When you apply for a mortgage, the bank needs to decide how much they might lend you. To do this, they’ll look at your income and decide what size of a loan repayment you could afford each month. These payments will be a combination of the house price (divided into monthly payments over 30 odd years) and the bank’s interest.
This pretty much dictates the price of the house you can afford, with only three ways to increase that number:
- You could have savings in addition to your deposit, maybe through a gift or inheritance.
- Your income changes. If it goes up, the bank will lend you more.
- The interest rate changes. If it goes up, your monthly payments go up and so the total mortgage they will lend you comes down.
An interest rate change can have a significant effect. €1,500 per month would get you a €360k mortgage at 3%, but it would only cover a €319k mortgage at 4%.
That’s a €41k lower mortgage for you if the interest rate increases by one percentage point.
When you start bidding on a house, the upper limit the bank is willing to lend you feels like the most important factor at play, but equally as important is the upper limit faced by the people bidding against you!
This is why the lending restrictions (of 3.5 times your annual salary) are of benefit to every new buyer.
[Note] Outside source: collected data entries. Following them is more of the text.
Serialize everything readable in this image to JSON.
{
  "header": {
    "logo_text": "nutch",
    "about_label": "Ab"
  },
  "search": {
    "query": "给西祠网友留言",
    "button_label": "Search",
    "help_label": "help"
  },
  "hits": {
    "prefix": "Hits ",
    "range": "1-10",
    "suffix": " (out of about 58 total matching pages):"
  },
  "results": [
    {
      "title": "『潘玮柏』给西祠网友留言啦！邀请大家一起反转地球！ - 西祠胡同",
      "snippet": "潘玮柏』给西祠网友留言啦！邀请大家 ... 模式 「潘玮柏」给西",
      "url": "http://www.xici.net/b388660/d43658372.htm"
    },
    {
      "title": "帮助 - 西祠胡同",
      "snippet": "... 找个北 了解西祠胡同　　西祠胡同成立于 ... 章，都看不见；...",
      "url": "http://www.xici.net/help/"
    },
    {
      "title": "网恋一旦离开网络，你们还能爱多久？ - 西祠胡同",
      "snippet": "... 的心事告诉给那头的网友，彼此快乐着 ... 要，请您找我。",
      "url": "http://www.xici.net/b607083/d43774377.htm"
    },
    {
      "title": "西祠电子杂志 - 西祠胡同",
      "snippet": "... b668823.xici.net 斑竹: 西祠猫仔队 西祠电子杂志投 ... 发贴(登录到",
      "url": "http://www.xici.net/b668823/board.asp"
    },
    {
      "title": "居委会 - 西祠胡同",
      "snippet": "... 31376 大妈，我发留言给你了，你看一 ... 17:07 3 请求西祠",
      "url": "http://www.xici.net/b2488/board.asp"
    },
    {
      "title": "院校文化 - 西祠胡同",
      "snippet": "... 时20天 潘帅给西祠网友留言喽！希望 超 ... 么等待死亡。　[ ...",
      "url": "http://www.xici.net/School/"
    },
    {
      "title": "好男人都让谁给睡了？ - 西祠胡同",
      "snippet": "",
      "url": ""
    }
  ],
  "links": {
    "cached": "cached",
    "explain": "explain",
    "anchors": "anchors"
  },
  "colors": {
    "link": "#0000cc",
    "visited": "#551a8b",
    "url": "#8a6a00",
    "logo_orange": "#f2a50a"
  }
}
If a bank let you borrow 5 times your salary, they’d also do the same for the people bidding against you. The houses wouldn’t get any better, but we’d all end up paying more for them.
The same logic is true for interest rates. If the central bank raises interest rates, and the banks pass that on, then everybody’s upper limit comes down. (Or at least everyone using a mortgage to buy).
This is why people are predicting that house Prices might fall – or at least stop rising so fast – if the ECB raises interest rates. Christine Lagarde has said they’ll raise their rates half a percentage point by September. If Irish banks pass that on (and it’s possible they wouldn’t), it will be half as drastic as my example above.
House prices need to stabilise, and 85% of Irish people want them to fall, but interest rate raises are the least fun way to do that. On paper they fall, but your mortgage payments are still the same (or higher) due to the higher interest payments.
📰 News
Housing Poll | I mentioned above that 85% of Irish People wanted house prices to fall, but the same amount also want first time buyers to be able to borrow more than 3.5 times their salary, which would of course just raise house prices. All this according to a RedC Poll in the Sunday Business Post.
Dublin Airport | Last week we talked about the car rental market and the crazy inflation it’s seeing. They made a very knee-jerk decision to sell off half their fleet in the early stages of the pandemic, things are rebounding faster than expected and they are unable to rapidly undo their mistake. I think this is pretty much the same story with Dublin Airport. They made 248 staff redundant at the start of lockdown and are now struggling to re-hire 300. In car rentals, which is a price-based market, the limited supply went to the highest bidder – a.k.a price inflation. The service of getting your bags x-rayed for a flight isn’t a price-based-market, so provision is on a first-come-first serve basis. Inflation here manifests as queues, which is a good way to think about what might happen if we try to tackle inflation in other areas with price controls.
Inflation | The CSO released their latest inflation figures, broken down by household type. While inflation was 6.1% for higher income households, it was 7.6% for lower income houses. The gap seems mostly driven by fuel and heating (which is a bigger percentage of your spending if you’re poorer) and rents. Coupled
💡 Interesting Links
Capitalism isn’t very good at restraining resource usage. It drives great efficiency in the amount we can squeeze from a natural resource, but that usually results in us using more, not less. So it’s great to see that, after millenia of expansion, we seem to have gone past the peak of using land for agriculture.